HomeField Alliance is another reminder. And one I clearly needed. When Jake Lenz laid out his vision for the organization over lunch a while back and asked if I would help out as a founding board member, my first question to him was: “Is such an organization really necessary?”

That’s because I was looking at the sports and entertainment industry from the perspective of someone with a three-decade career under his belt. I had reached the point of having a great network and the luxury of not being concerned with what others in the business thought of my sexuality. On top of that, I couldn’t help but feel that the situation for young LGBTQ+ professionals in our industry was so much better than it had been for my peers and me starting our careers 30 years ago.

That initial conversation with Jake was a reminder that even though things were indeed much better, they still weren’t what they should be—not by a long shot—so yes, HomeField Alliance was—and is—necessary.

Even when I want to get on a soap box and rail against some of the negative aspects of what Pride Month has become—people who see the parade as just an excuse to get drunk and stupid, businesses who brandalize my social feeds and email inbox with inauthentic rainbow-colored messages, etc.—the reminders keep coming.

Just this past weekend, a lesbian teacher friend told us the story of one of her students who was able to come out to his family in part because our friend and her wife were such great role models in their small community about 40 miles west of Chicago. I don’t know if that young man will come into the city for any of the myriad pride events this month, but I’m glad he has the opportunity.
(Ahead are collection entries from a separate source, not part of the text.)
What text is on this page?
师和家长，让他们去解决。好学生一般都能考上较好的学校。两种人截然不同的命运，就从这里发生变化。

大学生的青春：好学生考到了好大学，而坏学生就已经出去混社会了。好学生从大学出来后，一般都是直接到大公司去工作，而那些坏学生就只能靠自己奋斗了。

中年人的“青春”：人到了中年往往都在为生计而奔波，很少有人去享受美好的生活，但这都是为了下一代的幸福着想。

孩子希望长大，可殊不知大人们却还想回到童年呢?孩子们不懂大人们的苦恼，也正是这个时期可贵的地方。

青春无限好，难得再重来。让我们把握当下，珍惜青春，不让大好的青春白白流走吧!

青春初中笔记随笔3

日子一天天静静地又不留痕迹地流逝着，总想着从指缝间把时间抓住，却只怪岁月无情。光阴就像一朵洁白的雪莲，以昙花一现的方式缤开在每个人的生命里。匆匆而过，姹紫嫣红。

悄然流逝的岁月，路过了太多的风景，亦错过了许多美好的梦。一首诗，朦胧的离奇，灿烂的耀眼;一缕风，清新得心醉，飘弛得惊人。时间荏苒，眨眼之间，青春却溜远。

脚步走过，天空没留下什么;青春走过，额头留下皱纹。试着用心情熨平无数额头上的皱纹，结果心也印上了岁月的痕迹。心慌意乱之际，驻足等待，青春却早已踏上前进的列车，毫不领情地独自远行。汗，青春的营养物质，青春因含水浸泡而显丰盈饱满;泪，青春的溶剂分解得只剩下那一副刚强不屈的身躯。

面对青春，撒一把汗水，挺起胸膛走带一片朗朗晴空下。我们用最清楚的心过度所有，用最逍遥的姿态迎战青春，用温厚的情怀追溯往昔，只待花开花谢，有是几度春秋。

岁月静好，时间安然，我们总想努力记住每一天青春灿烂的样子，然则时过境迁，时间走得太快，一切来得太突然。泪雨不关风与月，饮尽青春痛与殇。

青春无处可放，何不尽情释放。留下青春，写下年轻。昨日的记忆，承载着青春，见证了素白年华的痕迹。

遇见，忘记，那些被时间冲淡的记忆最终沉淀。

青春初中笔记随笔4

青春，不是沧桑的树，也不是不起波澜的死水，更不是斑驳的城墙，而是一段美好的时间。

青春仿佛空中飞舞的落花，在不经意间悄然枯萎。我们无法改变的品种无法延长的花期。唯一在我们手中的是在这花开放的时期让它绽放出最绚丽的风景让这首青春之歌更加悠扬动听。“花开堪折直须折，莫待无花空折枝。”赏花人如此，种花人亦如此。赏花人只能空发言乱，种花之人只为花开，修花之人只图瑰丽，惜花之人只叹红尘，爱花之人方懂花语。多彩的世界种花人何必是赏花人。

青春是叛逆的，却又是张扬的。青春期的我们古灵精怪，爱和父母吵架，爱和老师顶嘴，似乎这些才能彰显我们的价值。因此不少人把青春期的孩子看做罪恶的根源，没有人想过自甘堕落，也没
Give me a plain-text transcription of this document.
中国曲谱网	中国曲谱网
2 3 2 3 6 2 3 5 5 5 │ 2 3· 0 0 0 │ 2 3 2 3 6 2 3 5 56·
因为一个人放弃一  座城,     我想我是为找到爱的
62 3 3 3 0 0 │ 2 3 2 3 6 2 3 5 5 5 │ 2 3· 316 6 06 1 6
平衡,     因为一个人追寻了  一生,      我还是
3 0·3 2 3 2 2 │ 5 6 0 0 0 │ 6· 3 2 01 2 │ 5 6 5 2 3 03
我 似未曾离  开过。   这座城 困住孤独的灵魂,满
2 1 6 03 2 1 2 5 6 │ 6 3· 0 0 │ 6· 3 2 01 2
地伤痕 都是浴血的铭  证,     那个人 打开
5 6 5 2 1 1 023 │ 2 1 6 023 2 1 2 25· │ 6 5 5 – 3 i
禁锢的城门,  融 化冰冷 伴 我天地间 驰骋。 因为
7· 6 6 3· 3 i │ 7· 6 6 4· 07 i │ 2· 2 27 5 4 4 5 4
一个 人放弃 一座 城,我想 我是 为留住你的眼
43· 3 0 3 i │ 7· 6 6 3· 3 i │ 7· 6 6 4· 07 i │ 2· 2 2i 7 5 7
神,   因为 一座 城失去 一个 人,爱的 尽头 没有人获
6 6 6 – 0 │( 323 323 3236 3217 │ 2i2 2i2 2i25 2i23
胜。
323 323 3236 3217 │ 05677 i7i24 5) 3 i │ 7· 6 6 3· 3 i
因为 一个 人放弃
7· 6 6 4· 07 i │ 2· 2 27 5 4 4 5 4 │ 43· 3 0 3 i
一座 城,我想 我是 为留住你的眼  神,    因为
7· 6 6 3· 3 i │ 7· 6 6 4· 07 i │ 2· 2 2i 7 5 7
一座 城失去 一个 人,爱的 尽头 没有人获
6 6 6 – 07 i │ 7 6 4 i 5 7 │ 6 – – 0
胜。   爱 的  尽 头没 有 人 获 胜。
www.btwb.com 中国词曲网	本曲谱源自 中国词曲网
And I don’t know what I will be doing on June 30 when Chicago’s Pride Parade steps off just a few miles south of my home. Rich and I may meet up with friends and partake in the festivities, or we may put our feet up, raise a glass of rosé from our back porch and enjoy the peace and quiet of a summer Sunday afternoon.

Either way, just the existence of Pride Month will help keep me mindful of and connected to my community, and for that I am very grateful. As the anthemic Clivilles & Cole song suggests, Pride really is about A Deeper Love.